Afortunadamente, y es uno de sus grandes atractivos, la navegación a vela, cuando te alejas de la costa, nos regala La ausencia de ruido. Sólo el sonido del roce del agua en el casco, el silbido del viento entre la jarcia, el crujido de los motones, el tableteo de la baluma o los ocasionales gualdrapazos de las velas.
Saludos y buenos vientos
Sí, Román, el problema es que cada vez hay que alejarse más. No importa lo remota que sea la isla, siempre habrá un descerebrado buscando un beach bar. Esas dulces velada fondeados mirando a las estrellas ya forman parte del pasado, y eso me da mucha tristeza. Buena proa, navegante
Yo que padezco » misofonía » , el mundo según se ha convertido en una feria interminable no lo soporto.Hasta las conversaciones en los bares, la calle…es de una vulgaridad y falta de respeto típico de una sociedad bárbara.Y hablamos de las. ‘formas» .No digamos del fondo que las sustenta.De la «misofonía» paso a la misantropía .La vida real ha sido sustituida por «gran hermano’ o un reality de TV 5.
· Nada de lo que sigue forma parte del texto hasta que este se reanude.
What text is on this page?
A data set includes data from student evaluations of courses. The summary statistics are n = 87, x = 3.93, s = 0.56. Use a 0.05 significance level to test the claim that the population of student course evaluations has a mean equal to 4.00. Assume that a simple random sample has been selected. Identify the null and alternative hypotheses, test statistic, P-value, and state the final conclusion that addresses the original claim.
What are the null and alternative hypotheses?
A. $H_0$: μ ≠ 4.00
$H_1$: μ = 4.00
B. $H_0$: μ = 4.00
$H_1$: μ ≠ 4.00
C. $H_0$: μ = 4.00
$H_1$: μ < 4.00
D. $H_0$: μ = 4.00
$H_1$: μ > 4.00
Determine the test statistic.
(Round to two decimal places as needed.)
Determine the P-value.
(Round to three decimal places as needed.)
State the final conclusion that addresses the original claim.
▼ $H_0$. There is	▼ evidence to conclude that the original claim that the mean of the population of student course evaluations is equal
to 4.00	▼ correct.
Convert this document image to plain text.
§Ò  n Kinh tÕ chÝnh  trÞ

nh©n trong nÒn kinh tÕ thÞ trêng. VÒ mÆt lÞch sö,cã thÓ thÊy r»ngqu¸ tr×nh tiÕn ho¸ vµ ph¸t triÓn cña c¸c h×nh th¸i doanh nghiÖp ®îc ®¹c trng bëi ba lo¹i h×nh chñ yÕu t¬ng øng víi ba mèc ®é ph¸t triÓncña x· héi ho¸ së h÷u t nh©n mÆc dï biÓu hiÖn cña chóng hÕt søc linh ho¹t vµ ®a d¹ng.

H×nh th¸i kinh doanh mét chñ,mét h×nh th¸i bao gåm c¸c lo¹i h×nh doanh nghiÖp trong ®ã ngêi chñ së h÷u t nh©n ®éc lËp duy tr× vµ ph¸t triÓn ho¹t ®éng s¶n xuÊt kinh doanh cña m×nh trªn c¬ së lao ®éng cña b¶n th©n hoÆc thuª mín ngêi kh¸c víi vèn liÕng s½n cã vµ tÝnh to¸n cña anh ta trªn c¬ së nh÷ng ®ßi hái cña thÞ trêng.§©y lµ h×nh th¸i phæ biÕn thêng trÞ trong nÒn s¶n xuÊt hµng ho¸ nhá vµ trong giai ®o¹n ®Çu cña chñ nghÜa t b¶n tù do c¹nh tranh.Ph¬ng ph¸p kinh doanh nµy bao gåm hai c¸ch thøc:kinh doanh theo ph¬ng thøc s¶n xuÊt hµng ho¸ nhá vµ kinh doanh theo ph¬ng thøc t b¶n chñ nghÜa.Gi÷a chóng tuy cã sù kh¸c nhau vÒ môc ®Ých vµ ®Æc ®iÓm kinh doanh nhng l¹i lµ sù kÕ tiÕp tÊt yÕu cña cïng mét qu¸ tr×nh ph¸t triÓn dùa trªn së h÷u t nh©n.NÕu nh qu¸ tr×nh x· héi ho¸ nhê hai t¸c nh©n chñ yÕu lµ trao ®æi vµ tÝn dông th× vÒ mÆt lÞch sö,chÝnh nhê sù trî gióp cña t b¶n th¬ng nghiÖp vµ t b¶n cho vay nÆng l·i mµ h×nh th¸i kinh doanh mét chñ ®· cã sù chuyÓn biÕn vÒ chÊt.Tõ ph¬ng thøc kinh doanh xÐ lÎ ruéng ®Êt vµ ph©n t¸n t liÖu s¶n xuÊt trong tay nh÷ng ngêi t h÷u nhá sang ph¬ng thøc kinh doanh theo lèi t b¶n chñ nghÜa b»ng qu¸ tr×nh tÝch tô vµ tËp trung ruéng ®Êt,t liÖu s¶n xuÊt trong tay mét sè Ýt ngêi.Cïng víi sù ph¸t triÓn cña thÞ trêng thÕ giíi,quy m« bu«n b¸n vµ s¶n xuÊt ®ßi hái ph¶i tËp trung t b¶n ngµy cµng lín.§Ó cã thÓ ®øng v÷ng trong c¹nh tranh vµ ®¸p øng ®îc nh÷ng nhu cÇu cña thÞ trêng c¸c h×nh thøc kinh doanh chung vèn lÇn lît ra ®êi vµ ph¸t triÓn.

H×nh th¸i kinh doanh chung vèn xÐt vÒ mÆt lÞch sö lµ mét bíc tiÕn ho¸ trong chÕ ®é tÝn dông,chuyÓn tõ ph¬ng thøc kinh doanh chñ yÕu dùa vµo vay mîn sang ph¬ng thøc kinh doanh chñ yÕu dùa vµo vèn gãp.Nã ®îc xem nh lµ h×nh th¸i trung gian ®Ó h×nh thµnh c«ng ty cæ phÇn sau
Esta pandemia nos está pasando penalizaciones con atraso. No solo fue que nos encerraran (cada vez que pienso que no podíamos salir ni a las terrazas, me parece que eso no ha sucedido nunca), sino que ahora tenemos que hacer una terapia para volver a soportarnos. Lo que es más indignante es que sean las instituciones las que alienten el barullo y la música permanente, yo creo que saben que así pensamos menos y vivimos una superficial vida instagram, de sonrisas ficticias, sin protestar.
Gracias, anónimo.
Pues por aquí en Mallorca ya han empezado los vuelos, los catamaranes con la barra libre de cerveza, las despedidas de solter@s y el balcooning. Hemos estado unos días por Menorca y estaba más tranquila.
Creo que el problema es que nos vamos haciendo mayores y cada vez hay más “ hombre masa”.
Y no les molesta el ruido ni las copas.
Un beso Ana
Ay, se me pasó tu comentario, José, perdona. Creo que muchos empezamos a añorar los toques de queda. Sorprendente. Pero esperemos que pase este sarampión.
Besos también para ti.
Ana
Por eso algunos navegamos lejos de estas aguas, escaparates del destilado perfecto de la estupidez humana
Sí, a veces me dan envidia las serpientes, que son sordas. No tienen que soportar el ruido y viven en su mundo secular y silencioso.
Un abrazo y gracias por pasar, Toni.